The challenges of living alone are intensified for folks who are single and can’t split expenses with their significant other. And as the unpredictable housing market continues to evolve, many are finding that the desire for independence is eclipsed by the psychological need for stability.

This certainly isn’t meant to lament the hardships of life as a millennial. However, it’s important to acknowledge that the search for affordable housing can be an insurmountable hurdle for people all over the GTA and moving back home is the only feasible option.

Last year, StatCan found that 4.3 million Canadians in their twenties are living at home, bringing the total to 42%. In contrast, only 27% of young adults still lived at home in 1981 and 31% were shacking up in 1991. This figure includes people who haven’t moved out yet and folks who have boomeranged back home after leaving.
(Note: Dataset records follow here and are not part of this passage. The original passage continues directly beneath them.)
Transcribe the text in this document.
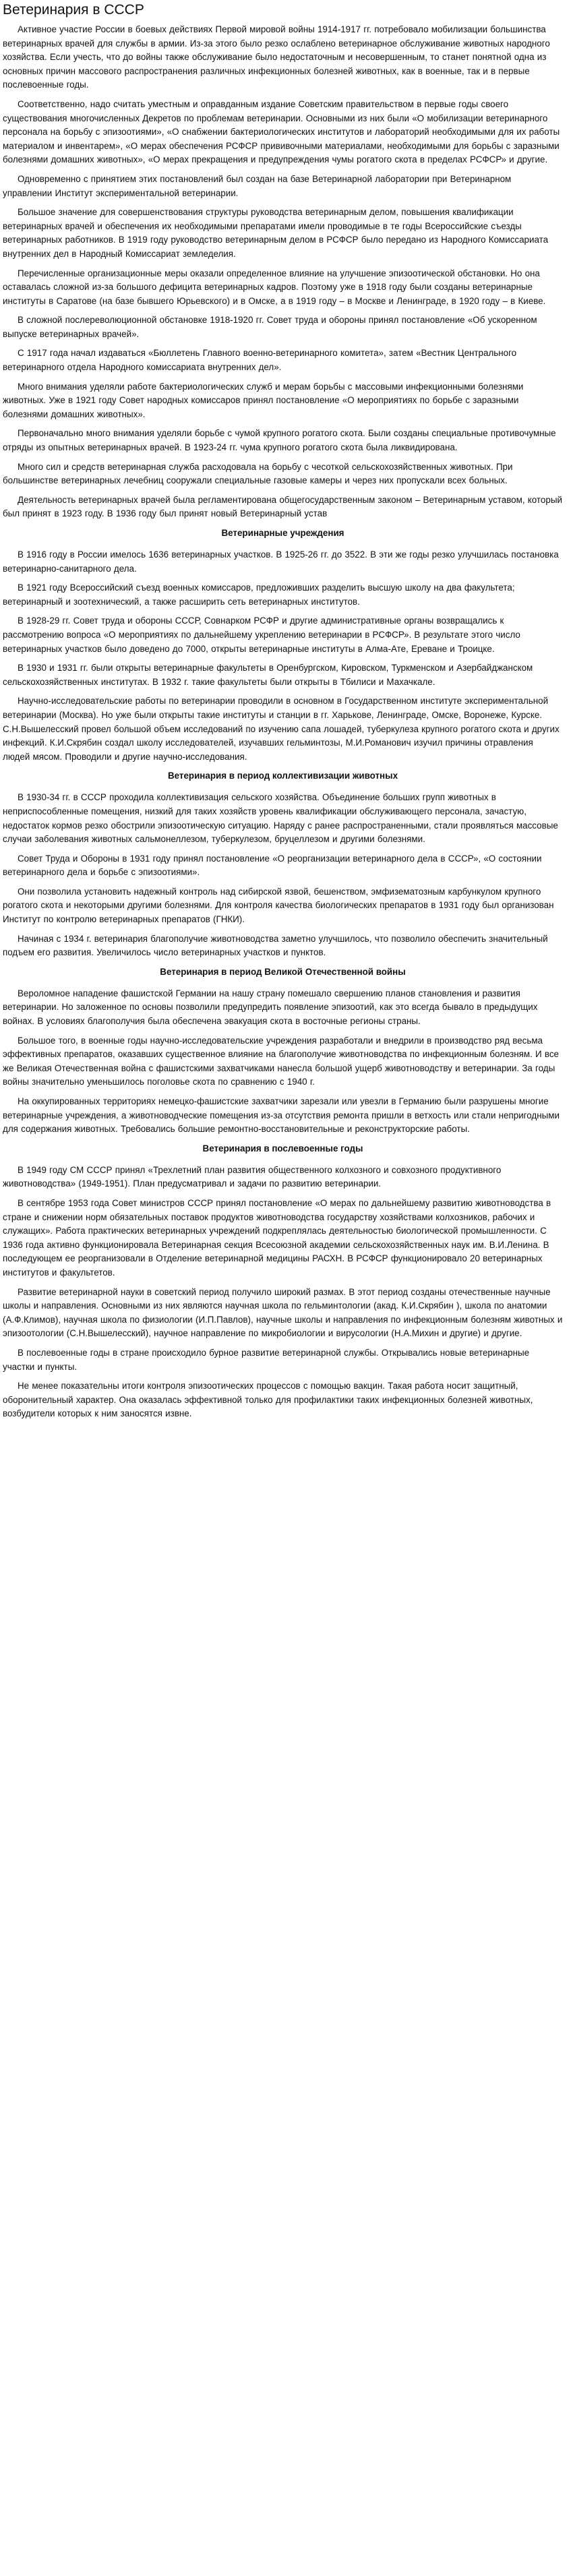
Ветеринария в СССР

Активное участие России в боевых действиях Первой мировой войны 1914-1917 гг. потребовало мобилизации большинства ветеринарных врачей для службы в армии. Из-за этого было резко ослаблено ветеринарное обслуживание животных народного хозяйства. Если учесть, что до войны также обслуживание было недостаточным и несовершенным, то станет понятной одна из основных причин массового распространения различных инфекционных болезней животных, как в военные, так и в первые послевоенные годы.

Соответственно, надо считать уместным и оправданным издание Советским правительством в первые годы своего существования многочисленных Декретов по проблемам ветеринарии. Основными из них были «О мобилизации ветеринарного персонала на борьбу с эпизоотиями», «О снабжении бактериологических институтов и лабораторий необходимыми для их работы материалом и инвентарем», «О мерах обеспечения РСФСР прививочными материалами, необходимыми для борьбы с заразными болезнями домашних животных», «О мерах прекращения и предупреждения чумы рогатого скота в пределах РСФСР» и другие.

Одновременно с принятием этих постановлений был создан на базе Ветеринарной лаборатории при Ветеринарном управлении Институт экспериментальной ветеринарии.

Большое значение для совершенствования структуры руководства ветеринарным делом, повышения квалификации ветеринарных врачей и обеспечения их необходимыми препаратами имели проводимые в те годы Всероссийские съезды ветеринарных работников. В 1919 году руководство ветеринарным делом в РСФСР было передано из Народного Комиссариата внутренних дел в Народный Комиссариат земледелия.

Перечисленные организационные меры оказали определенное влияние на улучшение эпизоотической обстановки. Но она оставалась сложной из-за большого дефицита ветеринарных кадров. Поэтому уже в 1918 году были созданы ветеринарные институты в Саратове (на базе бывшего Юрьевского) и в Омске, а в 1919 году – в Москве и Ленинграде, в 1920 году – в Киеве.

В сложной послереволюционной обстановке 1918-1920 гг. Совет труда и обороны принял постановление «Об ускоренном выпуске ветеринарных врачей».

С 1917 года начал издаваться «Бюллетень Главного военно-ветеринарного комитета», затем «Вестник Центрального ветеринарного отдела Народного комиссариата внутренних дел».

Много внимания уделяли работе бактериологических служб и мерам борьбы с массовыми инфекционными болезнями животных. Уже в 1921 году Совет народных комиссаров принял постановление «О мероприятиях по борьбе с заразными болезнями домашних животных».

Первоначально много внимания уделяли борьбе с чумой крупного рогатого скота. Были созданы специальные противочумные отряды из опытных ветеринарных врачей. В 1923-24 гг. чума крупного рогатого скота была ликвидирована.

Много сил и средств ветеринарная служба расходовала на борьбу с чесоткой сельскохозяйственных животных. При большинстве ветеринарных лечебниц сооружали специальные газовые камеры и через них пропускали всех больных.

Деятельность ветеринарных врачей была регламентирована общегосударственным законом – Ветеринарным уставом, который был принят в 1923 году. В 1936 году был принят новый Ветеринарный устав

Ветеринарные учреждения

В 1916 году в России имелось 1636 ветеринарных участков. В 1925-26 гг. до 3522. В эти же годы резко улучшилась постановка ветеринарно-санитарного дела.

В 1921 году Всероссийский съезд военных комиссаров, предложивших разделить высшую школу на два факультета; ветеринарный и зоотехнический, а также расширить сеть ветеринарных институтов.

В 1928-29 гг. Совет труда и обороны СССР, Совнарком РСФР и другие административные органы возвращались к рассмотрению вопроса «О мероприятиях по дальнейшему укреплению ветеринарии в РСФСР». В результате этого число ветеринарных участков было доведено до 7000, открыты ветеринарные институты в Алма-Ате, Ереване и Троицке.

В 1930 и 1931 гг. были открыты ветеринарные факультеты в Оренбургском, Кировском, Туркменском и Азербайджанском сельскохозяйственных институтах. В 1932 г. такие факультеты были открыты в Тбилиси и Махачкале.

Научно-исследовательские работы по ветеринарии проводили в основном в Государственном институте экспериментальной ветеринарии (Москва). Но уже были открыты такие институты и станции в гг. Харькове, Ленинграде, Омске, Воронеже, Курске. С.Н.Вышелесский провел большой объем исследований по изучению сапа лошадей, туберкулеза крупного рогатого скота и других инфекций. К.И.Скрябин создал школу исследователей, изучавших гельминтозы, М.И.Романович изучил причины отравления людей мясом. Проводили и другие научно-исследования.

Ветеринария в период коллективизации животных

В 1930-34 гг. в СССР проходила коллективизация сельского хозяйства. Объединение больших групп животных в неприспособленные помещения, низкий для таких хозяйств уровень квалификации обслуживающего персонала, зачастую, недостаток кормов резко обострили эпизоотическую ситуацию. Наряду с ранее распространенными, стали проявляться массовые случаи заболевания животных сальмонеллезом, туберкулезом, бруцеллезом и другими болезнями.

Совет Труда и Обороны в 1931 году принял постановление «О реорганизации ветеринарного дела в СССР», «О состоянии ветеринарного дела и борьбе с эпизоотиями».

Они позволила установить надежный контроль над сибирской язвой, бешенством, эмфизематозным карбункулом крупного рогатого скота и некоторыми другими болезнями. Для контроля качества биологических препаратов в 1931 году был организован Институт по контролю ветеринарных препаратов (ГНКИ).

Начиная с 1934 г. ветеринария благополучие животноводства заметно улучшилось, что позволило обеспечить значительный подъем его развития. Увеличилось число ветеринарных участков и пунктов.

Ветеринария в период Великой Отечественной войны

Вероломное нападение фашистской Германии на нашу страну помешало свершению планов становления и развития ветеринарии. Но заложенное по основы позволили предупредить появление эпизоотий, как это всегда бывало в предыдущих войнах. В условиях благополучия была обеспечена эвакуация скота в восточные регионы страны.

Большое того, в военные годы научно-исследовательские учреждения разработали и внедрили в производство ряд весьма эффективных препаратов, оказавших существенное влияние на благополучие животноводства по инфекционным болезням. И все же Великая Отечественная война с фашистскими захватчиками нанесла большой ущерб животноводству и ветеринарии. За годы войны значительно уменьшилось поголовье скота по сравнению с 1940 г.

На оккупированных территориях немецко-фашистские захватчики зарезали или увезли в Германию были разрушены многие ветеринарные учреждения, а животноводческие помещения из-за отсутствия ремонта пришли в ветхость или стали непригодными для содержания животных. Требовались большие ремонтно-восстановительные и реконструкторские работы.

Ветеринария в послевоенные годы

В 1949 году СМ СССР принял «Трехлетний план развития общественного колхозного и совхозного продуктивного животноводства» (1949-1951). План предусматривал и задачи по развитию ветеринарии.

В сентябре 1953 года Совет министров СССР принял постановление «О мерах по дальнейшему развитию животноводства в стране и снижении норм обязательных поставок продуктов животноводства государству хозяйствами колхозников, рабочих и служащих». Работа практических ветеринарных учреждений подкреплялась деятельностью биологической промышленности. С 1936 года активно функционировала Ветеринарная секция Всесоюзной академии сельскохозяйственных наук им. В.И.Ленина. В последующем ее реорганизовали в Отделение ветеринарной медицины РАСХН. В РСФСР функционировало 20 ветеринарных институтов и факультетов.

Развитие ветеринарной науки в советский период получило широкий размах. В этот период созданы отечественные научные школы и направления. Основными из них являются научная школа по гельминтологии (акад. К.И.Скрябин ), школа по анатомии (А.Ф.Климов), научная школа по физиологии (И.П.Павлов), научные школы и направления по инфекционным болезням животных и эпизоотологии (С.Н.Вышелесский), научное направление по микробиологии и вирусологии (Н.А.Михин и другие) и другие.

В послевоенные годы в стране происходило бурное развитие ветеринарной службы. Открывались новые ветеринарные участки и пункты.

Не менее показательны итоги контроля эпизоотических процессов с помощью вакцин. Такая работа носит защитный, оборонительный характер. Она оказалась эффективной только для профилактики таких инфекционных болезней животных, возбудители которых к ним заносятся извне.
Once you grow accustomed to living on your own, moving back in with your parents can be an unpleasant adjustment. The circumstances surrounding boomeranging vary but one consistency is that it almost always sucks.

But it doesn’t have to.

If you’re experiencing failure to launch or intentionally delaying your departure from the nest, put these tips into practice to make sure that your stay goes smoothly and that it doesn’t last longer than it needs to.

1) Have a plan

It’s obviously going to be hard to strategize your next step when developments in the real estate market have such unpredictable tendencies but it never hurts to have a plan. Keeping timelines and goals in mind can help put things into perspective and motivate you to stay positive during tougher times when you may be clashing with your parents or siblings at home. Planning also keeps you from getting too comfortable or stagnant and even discourages frivolous spending, since you’re now saving towards a tangible goal.
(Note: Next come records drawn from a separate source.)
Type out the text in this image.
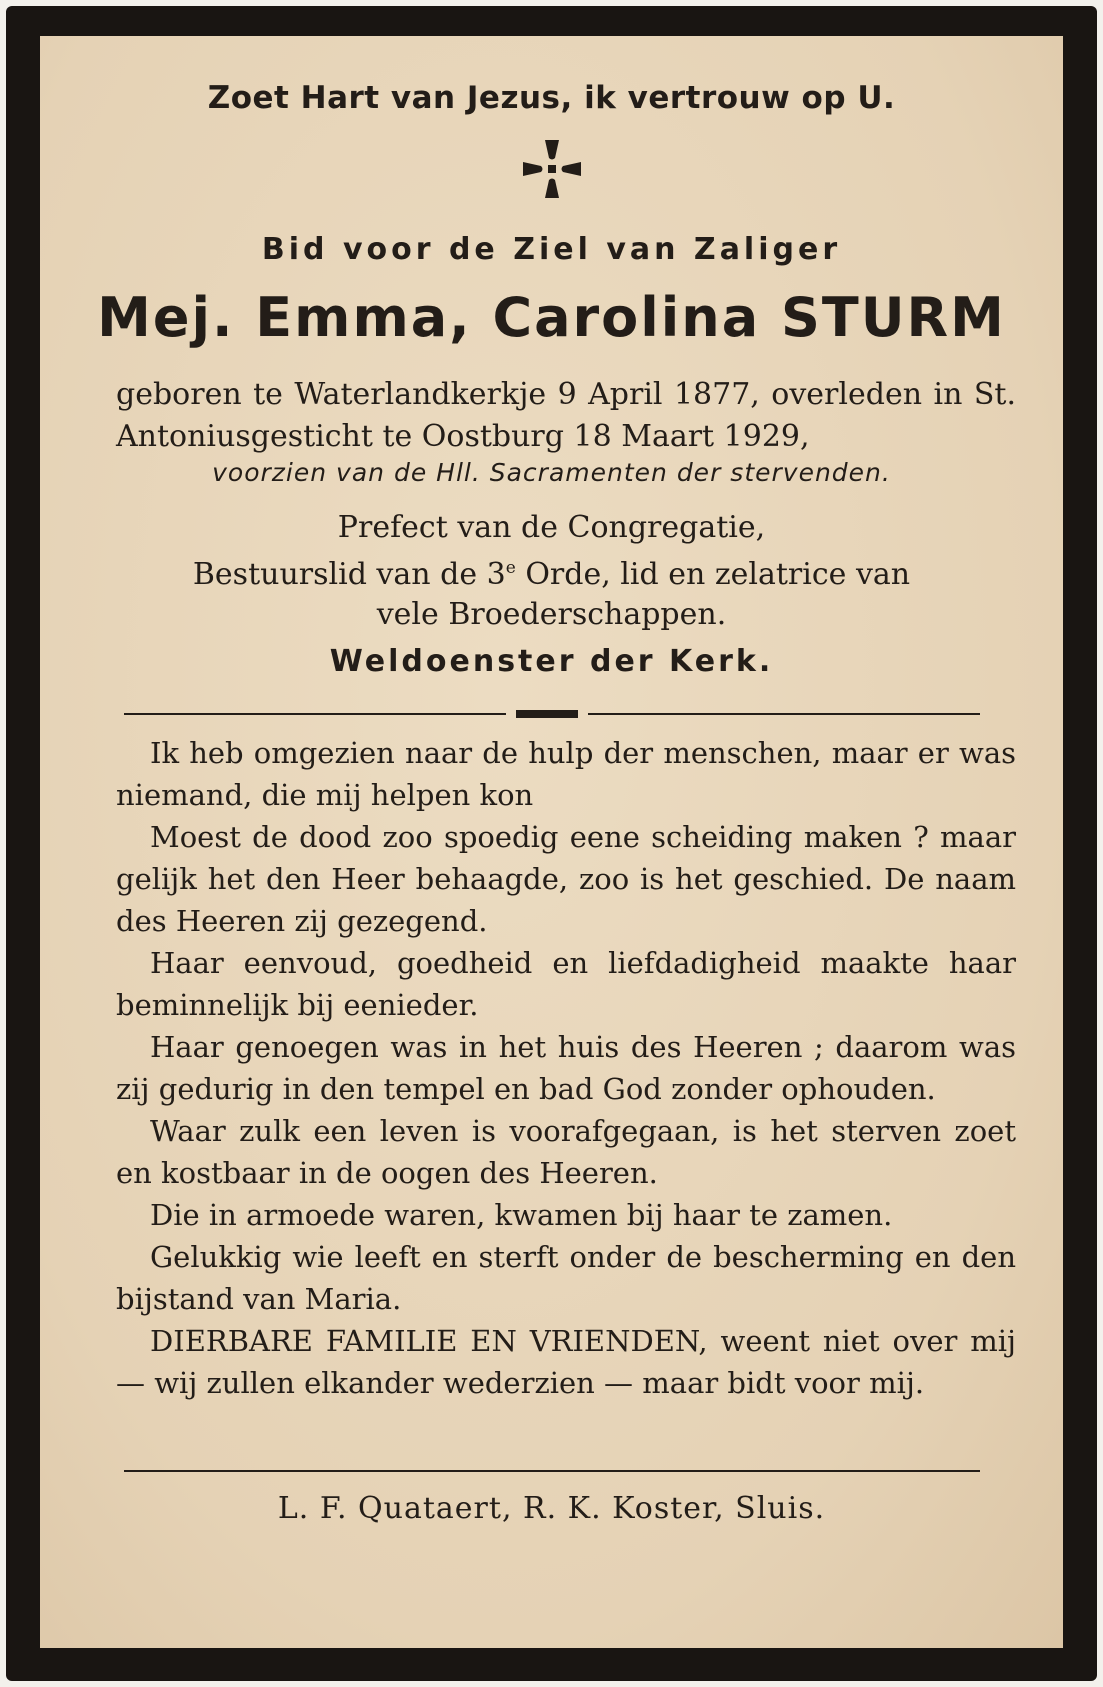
Zoet Hart van Jezus, ik vertrouw op U.
Bid voor de Ziel van Zaliger
Mej. Emma, Carolina STURM
geboren te Waterlandkerkje 9 April 1877, overleden in St. Antoniusgesticht te Oostburg 18 Maart 1929,
voorzien van de Hll. Sacramenten der stervenden.
Prefect van de Congregatie,
Bestuurslid van de 3e Orde, lid en zelatrice van
vele Broederschappen.
Weldoenster der Kerk.

Ik heb omgezien naar de hulp der menschen, maar er was niemand, die mij helpen kon

Moest de dood zoo spoedig eene scheiding maken ? maar gelijk het den Heer behaagde, zoo is het geschied. De naam des Heeren zij gezegend.

Haar eenvoud, goedheid en liefdadigheid maakte haar beminnelijk bij eenieder.

Haar genoegen was in het huis des Heeren ; daarom was zij gedurig in den tempel en bad God zonder ophouden.

Waar zulk een leven is voorafgegaan, is het sterven zoet en kostbaar in de oogen des Heeren.

Die in armoede waren, kwamen bij haar te zamen.

Gelukkig wie leeft en sterft onder de bescherming en den bijstand van Maria.

DIERBARE FAMILIE EN VRIENDEN, weent niet over mij — wij zullen elkander wederzien — maar bidt voor mij.

L. F. Quataert, R. K. Koster, Sluis.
Be transparent with your parents by filling them in on your plans and keeping them posted with your progress.

Also, be realistic; does your plan span over six weeks, six months, or six years? No matter the timeline, don’t try to condense it because you will be prone to side-eye from family and friends when your estimated move-out date comes and goes without fruition. With that, be patient and flexible because your plans can easily get derailed.

2) Pay rent

Even if your parents insist otherwise, try to contribute to their monthly expenses while you’re living with them. It’s not only a sign of gratitude, but it also gets you in the habit of paying bills and keeps you from overspending the excess disposable income that you are sure to acquire from living at home.
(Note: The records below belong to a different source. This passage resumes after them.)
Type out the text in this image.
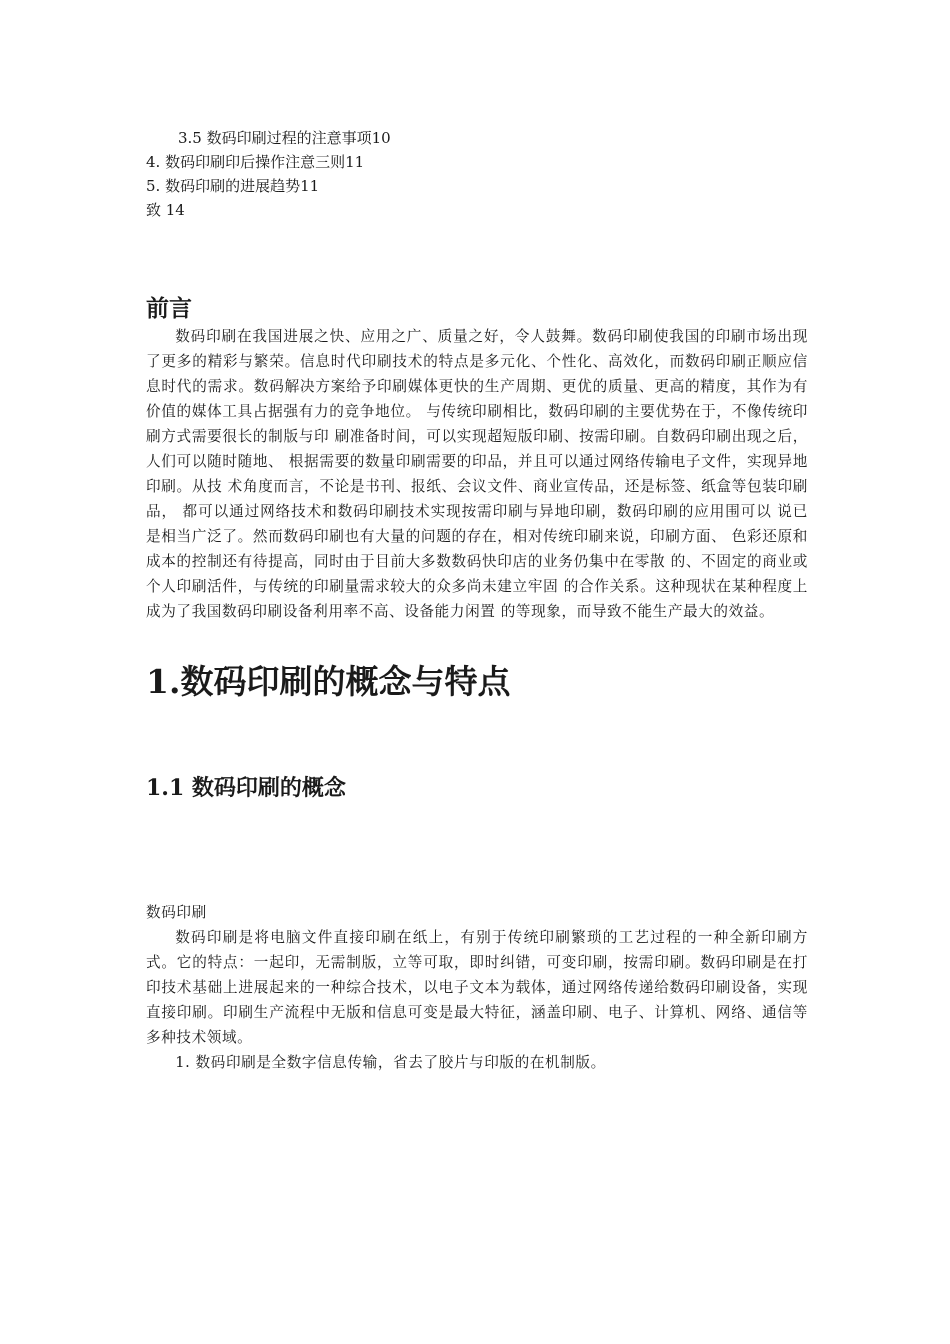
3.5 数码印刷过程的注意事项10
4. 数码印刷印后操作注意三则11
5. 数码印刷的进展趋势11
致 14
前言

数码印刷在我国进展之快、应用之广、质量之好，令人鼓舞。数码印刷使我国的印刷市场出现了更多的精彩与繁荣。信息时代印刷技术的特点是多元化、个性化、高效化，而数码印刷正顺应信息时代的需求。数码解决方案给予印刷媒体更快的生产周期、更优的质量、更高的精度，其作为有价值的媒体工具占据强有力的竞争地位。 与传统印刷相比，数码印刷的主要优势在于，不像传统印刷方式需要很长的制版与印 刷准备时间，可以实现超短版印刷、按需印刷。自数码印刷出现之后，人们可以随时随地、 根据需要的数量印刷需要的印品，并且可以通过网络传输电子文件，实现异地印刷。从技 术角度而言，不论是书刊、报纸、会议文件、商业宣传品，还是标签、纸盒等包装印刷品， 都可以通过网络技术和数码印刷技术实现按需印刷与异地印刷，数码印刷的应用围可以 说已是相当广泛了。然而数码印刷也有大量的问题的存在，相对传统印刷来说，印刷方面、 色彩还原和成本的控制还有待提高，同时由于目前大多数数码快印店的业务仍集中在零散 的、不固定的商业或个人印刷活件，与传统的印刷量需求较大的众多尚未建立牢固 的合作关系。这种现状在某种程度上成为了我国数码印刷设备利用率不高、设备能力闲置 的等现象，而导致不能生产最大的效益。

1.数码印刷的概念与特点
1.1 数码印刷的概念
数码印刷

数码印刷是将电脑文件直接印刷在纸上，有别于传统印刷繁琐的工艺过程的一种全新印刷方式。它的特点：一起印，无需制版，立等可取，即时纠错，可变印刷，按需印刷。数码印刷是在打印技术基础上进展起来的一种综合技术，以电子文本为载体，通过网络传递给数码印刷设备，实现直接印刷。印刷生产流程中无版和信息可变是最大特征，涵盖印刷、电子、计算机、网络、通信等多种技术领域。

1. 数码印刷是全数字信息传输，省去了胶片与印版的在机制版。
It won’t be the equivalent to rent or a monthly mortgage payment but it is respectful and good practice to pay your keep and acknowledge your parents’ hospitality.

3) Set boundaries

Boundaries are essential in any relationship and it’s always best to establish them right away. The same applies to family. As soon as you move back home, chat with your parents about their specific rules and standards for their home in order to avoid misunderstandings. Will you have a curfew? Can you have guests over? How much will you be contributing each month? How long can you stay for?

It may be annoying and even disappointing if your parents are rigid with their rules, but it’s always better to have the discussion than to allow their gesture of allowing you to move home to be misinterpreted and cause stressful disagreements.

4) Be grateful

The entire process of moving back home can be a hassle; but don’t forget that it’s a privilege that many people don’t have. Despite the difficulties, remember that it will be big sacrifice for both parties that will require a lot of readjusting and flexibility.

It may feel like a failure, but moving home is a great opportunity to rehabilitate your finances and strengthen family bonds. Most importantly, you get home-cooking every night. How great is that?

So, until you’re ready to jump into the new home market, find ways to make the best of your situation at home and start saving up!